Verdegem and Verleye (2009) berpendapat bahwa e-government terlalu berfokus pada teknologi daripada kebutuhan dan harapan warga negara. Kurangnya perspektif desain sentris warga negara dianggap sebagai alasan utama dibalik underutilization pelaksanaan e-government disuatu negara (Valsen, Geest, Hedde, and Derks, 2009). International Standards Organization (ISO) medefinisikan kegunaan website pemerintah sebagai sejauh mana sebuah situs web dapat digunakan oleh warga untuk mencapai target yang ditetapkan dengan efektivitas, efisiensi, dan kepuasan yang ditentukan dalam konteks layanan e-government (Vankatesh and Ramesh, 2006).
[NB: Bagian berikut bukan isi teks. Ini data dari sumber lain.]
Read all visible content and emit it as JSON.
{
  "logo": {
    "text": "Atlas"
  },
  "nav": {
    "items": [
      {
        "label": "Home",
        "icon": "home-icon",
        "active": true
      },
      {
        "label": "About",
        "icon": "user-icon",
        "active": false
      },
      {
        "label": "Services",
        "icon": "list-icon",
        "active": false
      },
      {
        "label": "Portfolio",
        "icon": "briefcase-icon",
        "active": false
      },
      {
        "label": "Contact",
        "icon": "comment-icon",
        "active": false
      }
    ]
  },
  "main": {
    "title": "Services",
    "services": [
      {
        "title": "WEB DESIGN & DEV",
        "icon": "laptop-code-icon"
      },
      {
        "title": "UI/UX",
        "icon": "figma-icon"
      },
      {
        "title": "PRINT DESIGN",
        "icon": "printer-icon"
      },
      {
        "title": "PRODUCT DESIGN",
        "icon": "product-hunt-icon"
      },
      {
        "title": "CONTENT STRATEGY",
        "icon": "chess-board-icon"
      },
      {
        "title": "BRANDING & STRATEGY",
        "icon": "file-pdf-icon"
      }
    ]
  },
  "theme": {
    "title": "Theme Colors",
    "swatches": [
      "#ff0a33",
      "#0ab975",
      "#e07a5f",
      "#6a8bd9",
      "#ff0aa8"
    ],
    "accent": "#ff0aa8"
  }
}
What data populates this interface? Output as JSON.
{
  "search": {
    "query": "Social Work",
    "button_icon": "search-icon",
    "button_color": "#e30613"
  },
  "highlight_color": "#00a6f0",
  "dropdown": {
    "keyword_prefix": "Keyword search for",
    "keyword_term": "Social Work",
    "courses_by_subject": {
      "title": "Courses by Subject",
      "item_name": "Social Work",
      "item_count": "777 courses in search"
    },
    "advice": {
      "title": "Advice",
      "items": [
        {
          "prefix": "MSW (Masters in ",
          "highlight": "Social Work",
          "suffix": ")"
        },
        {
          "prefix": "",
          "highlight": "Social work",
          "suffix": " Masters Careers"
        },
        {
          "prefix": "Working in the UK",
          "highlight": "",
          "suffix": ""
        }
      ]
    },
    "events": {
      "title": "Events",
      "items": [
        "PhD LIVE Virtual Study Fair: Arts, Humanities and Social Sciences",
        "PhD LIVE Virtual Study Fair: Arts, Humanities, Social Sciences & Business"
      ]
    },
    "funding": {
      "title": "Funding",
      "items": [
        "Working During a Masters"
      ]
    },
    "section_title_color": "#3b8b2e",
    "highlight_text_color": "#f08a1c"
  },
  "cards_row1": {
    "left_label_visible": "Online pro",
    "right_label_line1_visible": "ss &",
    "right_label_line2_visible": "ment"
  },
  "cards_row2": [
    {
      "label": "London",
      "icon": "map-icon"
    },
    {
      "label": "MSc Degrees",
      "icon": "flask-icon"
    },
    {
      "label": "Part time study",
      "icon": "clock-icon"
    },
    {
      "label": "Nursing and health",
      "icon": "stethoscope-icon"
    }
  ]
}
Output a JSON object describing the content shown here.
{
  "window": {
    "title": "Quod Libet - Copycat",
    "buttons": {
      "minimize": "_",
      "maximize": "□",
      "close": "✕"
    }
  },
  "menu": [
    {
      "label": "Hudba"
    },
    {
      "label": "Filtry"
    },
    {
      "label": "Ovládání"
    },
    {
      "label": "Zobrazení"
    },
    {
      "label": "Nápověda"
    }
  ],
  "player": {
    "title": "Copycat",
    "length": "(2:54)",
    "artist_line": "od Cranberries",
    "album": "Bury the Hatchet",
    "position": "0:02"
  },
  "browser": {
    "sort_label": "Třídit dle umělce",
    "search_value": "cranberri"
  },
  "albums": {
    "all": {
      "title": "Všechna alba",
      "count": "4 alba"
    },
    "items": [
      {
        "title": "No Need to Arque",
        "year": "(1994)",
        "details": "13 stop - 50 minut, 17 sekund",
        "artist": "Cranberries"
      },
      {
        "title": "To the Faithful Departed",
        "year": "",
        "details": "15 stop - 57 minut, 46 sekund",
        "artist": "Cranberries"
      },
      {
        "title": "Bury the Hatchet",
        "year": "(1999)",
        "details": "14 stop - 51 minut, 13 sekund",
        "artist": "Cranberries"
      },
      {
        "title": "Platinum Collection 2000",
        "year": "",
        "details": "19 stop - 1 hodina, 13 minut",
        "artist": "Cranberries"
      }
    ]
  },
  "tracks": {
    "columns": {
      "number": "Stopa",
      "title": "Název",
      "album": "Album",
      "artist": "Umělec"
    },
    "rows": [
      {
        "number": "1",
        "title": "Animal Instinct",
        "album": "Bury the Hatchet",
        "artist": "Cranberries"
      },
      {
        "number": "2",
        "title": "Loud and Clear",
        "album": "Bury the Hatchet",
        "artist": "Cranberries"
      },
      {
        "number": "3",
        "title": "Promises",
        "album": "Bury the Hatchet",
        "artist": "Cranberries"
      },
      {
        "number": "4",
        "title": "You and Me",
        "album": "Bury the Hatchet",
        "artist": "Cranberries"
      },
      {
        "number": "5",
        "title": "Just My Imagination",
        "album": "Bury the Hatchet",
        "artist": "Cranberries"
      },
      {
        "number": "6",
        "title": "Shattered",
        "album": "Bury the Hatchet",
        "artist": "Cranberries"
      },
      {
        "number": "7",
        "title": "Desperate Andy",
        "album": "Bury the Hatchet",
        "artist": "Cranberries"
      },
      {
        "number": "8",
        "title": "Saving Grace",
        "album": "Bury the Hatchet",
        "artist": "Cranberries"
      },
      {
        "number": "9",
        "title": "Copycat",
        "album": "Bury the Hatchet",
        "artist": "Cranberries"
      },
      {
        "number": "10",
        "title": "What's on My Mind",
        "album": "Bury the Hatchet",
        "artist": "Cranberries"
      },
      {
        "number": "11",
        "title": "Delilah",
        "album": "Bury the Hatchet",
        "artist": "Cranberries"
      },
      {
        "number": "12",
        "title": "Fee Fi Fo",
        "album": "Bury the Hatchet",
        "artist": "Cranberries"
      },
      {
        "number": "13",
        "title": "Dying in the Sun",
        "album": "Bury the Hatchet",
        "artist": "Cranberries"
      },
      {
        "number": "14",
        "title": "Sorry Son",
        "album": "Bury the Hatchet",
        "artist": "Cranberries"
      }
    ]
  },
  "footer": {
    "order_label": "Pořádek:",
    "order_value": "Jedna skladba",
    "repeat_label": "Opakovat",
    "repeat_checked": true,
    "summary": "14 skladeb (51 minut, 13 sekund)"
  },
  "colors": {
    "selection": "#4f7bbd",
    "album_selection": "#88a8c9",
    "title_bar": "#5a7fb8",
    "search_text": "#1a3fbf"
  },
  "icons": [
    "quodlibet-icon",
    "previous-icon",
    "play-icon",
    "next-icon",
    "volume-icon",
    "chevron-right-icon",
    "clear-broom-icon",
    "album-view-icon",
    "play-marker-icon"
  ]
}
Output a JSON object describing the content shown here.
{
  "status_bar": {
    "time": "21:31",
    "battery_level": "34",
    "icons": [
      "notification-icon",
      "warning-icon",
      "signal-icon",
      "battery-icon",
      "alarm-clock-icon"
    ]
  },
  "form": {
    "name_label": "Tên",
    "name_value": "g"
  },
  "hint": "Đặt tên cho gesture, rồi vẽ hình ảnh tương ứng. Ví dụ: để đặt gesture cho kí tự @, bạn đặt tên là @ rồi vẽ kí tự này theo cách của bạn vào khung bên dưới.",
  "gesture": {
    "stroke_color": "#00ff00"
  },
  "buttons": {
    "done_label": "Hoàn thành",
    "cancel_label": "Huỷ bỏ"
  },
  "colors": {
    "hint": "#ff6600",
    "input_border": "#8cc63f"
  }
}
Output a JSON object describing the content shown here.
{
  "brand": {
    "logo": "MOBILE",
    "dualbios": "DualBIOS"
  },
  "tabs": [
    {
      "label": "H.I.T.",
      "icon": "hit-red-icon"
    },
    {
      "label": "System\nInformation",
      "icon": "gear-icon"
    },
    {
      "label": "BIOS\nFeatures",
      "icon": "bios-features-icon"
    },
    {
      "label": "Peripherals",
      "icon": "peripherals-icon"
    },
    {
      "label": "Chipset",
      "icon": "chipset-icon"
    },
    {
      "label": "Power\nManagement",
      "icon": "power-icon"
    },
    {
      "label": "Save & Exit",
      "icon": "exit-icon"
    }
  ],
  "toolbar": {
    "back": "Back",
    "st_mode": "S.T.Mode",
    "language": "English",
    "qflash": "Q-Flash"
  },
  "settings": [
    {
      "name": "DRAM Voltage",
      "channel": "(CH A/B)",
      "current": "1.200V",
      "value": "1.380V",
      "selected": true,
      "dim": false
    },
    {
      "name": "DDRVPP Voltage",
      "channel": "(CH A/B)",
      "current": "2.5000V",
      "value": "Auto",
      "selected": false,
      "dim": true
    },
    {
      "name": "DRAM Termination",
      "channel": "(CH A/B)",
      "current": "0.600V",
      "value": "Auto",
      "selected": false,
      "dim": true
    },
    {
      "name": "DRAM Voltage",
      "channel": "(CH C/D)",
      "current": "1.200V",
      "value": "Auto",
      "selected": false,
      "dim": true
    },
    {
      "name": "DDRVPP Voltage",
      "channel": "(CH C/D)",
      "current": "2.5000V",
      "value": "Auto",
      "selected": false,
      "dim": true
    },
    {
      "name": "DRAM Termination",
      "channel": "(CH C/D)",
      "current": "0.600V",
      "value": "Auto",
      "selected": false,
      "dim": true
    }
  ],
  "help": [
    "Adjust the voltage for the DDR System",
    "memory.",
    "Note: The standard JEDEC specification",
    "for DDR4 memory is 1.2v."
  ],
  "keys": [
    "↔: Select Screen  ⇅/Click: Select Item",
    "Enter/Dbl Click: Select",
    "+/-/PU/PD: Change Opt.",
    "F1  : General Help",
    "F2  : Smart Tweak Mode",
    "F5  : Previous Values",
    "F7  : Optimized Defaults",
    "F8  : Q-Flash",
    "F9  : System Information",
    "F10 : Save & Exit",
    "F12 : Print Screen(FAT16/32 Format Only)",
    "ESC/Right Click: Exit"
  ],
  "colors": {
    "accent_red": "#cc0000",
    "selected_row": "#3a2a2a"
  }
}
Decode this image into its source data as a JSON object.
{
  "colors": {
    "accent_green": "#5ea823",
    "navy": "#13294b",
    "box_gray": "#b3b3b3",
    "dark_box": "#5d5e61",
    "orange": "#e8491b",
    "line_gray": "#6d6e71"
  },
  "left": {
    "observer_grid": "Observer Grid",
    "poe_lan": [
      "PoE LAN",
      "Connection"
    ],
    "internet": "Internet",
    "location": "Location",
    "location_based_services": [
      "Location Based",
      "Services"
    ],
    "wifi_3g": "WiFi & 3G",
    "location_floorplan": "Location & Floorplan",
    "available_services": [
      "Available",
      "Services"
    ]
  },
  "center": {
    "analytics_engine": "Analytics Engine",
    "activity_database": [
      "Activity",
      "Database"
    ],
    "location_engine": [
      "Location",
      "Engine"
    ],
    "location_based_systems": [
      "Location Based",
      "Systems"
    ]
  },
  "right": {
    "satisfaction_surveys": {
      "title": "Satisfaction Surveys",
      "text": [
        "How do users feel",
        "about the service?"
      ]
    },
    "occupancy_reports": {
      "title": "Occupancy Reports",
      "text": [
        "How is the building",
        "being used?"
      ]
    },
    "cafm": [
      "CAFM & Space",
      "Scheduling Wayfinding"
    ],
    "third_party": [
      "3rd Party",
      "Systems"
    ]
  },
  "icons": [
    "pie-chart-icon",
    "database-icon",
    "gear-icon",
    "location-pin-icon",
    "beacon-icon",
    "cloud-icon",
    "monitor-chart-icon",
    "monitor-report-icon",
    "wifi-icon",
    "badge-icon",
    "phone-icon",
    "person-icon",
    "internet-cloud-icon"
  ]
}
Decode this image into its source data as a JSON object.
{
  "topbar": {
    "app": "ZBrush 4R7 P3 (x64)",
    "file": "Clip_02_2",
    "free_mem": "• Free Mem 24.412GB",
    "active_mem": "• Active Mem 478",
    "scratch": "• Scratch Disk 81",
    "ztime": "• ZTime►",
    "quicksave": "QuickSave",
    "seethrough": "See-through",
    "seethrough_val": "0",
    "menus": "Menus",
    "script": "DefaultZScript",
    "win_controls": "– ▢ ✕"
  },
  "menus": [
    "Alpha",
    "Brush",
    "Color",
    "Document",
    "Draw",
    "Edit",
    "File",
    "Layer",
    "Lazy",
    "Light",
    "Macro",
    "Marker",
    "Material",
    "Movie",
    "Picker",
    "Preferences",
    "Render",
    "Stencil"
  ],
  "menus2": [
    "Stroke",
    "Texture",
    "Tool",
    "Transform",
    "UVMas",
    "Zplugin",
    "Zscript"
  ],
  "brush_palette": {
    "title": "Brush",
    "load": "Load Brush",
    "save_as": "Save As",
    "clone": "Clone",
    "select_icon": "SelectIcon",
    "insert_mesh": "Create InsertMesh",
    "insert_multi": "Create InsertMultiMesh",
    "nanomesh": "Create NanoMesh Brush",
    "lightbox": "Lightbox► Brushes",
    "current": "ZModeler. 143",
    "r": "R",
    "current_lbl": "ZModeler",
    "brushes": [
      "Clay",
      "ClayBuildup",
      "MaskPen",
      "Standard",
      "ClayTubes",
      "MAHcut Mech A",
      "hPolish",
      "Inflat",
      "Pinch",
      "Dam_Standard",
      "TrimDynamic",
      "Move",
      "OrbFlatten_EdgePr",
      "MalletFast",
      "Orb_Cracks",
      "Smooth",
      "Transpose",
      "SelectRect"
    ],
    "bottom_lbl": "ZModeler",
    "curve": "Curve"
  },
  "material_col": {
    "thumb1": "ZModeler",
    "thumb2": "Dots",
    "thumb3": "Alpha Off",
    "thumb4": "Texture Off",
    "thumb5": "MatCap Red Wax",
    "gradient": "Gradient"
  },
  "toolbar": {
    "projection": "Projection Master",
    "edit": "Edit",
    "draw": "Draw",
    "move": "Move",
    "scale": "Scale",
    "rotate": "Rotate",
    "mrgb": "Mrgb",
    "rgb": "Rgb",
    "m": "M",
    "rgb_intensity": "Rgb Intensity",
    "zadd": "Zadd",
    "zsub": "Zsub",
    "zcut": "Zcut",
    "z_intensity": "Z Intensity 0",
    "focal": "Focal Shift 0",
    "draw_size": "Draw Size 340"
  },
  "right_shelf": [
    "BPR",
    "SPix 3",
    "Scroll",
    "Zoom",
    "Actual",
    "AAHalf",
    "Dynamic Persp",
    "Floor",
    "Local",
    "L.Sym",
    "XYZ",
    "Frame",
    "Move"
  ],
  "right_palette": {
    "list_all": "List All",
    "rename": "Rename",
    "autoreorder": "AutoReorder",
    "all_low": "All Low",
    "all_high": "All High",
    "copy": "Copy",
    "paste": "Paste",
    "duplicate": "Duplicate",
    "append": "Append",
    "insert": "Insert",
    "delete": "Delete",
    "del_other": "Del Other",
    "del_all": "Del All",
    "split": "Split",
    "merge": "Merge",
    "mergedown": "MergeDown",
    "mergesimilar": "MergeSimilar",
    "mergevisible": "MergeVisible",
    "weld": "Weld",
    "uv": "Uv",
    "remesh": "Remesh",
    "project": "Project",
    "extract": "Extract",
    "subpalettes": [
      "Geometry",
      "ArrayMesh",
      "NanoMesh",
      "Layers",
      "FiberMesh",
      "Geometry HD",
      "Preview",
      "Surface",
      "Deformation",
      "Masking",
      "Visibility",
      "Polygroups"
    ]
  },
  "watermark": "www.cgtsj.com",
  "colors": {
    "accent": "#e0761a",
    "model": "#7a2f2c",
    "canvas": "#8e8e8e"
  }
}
E-government merupakan salah satu perubahan yang sedang

dikembangkan pemerintah untuk mengubah sistem kinerjanya dengan menggunakan teknologi informasi. Hermana (2012) menyebutkan bahwa e-government adalah penggunaan teknologi informasi dan aplikasinya oleh

pemerintah untuk menyediakan informasi dan jasa umum bagi masyarakat. Norris and Christopher (2013) mendefinisikan e-government sebagai suatu pengiriman layanan pemerintah dan informasi elektronik selama 24 jam per hari dan tujuh hari per minggu. Durrant (2002) mendefinisikan e-government sebagai suatu komitmen pemerintah untuk meningkatkan

hubungan antara warga negara dan pemerintah melalui peningkatan pelayanan, efektivitas dan efisiensi biaya pelayanan, serta informasi dan pengetahuan. Sharma (2015) mengungkapkan E-government merupakan penerapan teknologi yang berbasis internet yang bertujuan untuk memberikan informasi dan layanan kepada penggunanya agar

(7)

pemerintahan berjalan lebih efektif dan efisien. E-government adalah penggunaan teknologi dan informasi untuk mendukung dan meningkatkan kebijakan publik dan operasional pemerintahan melibatkan warga negara dan menyediakan layanan jasa yang komprehensif dan tepat waktu (Scholl, 2008).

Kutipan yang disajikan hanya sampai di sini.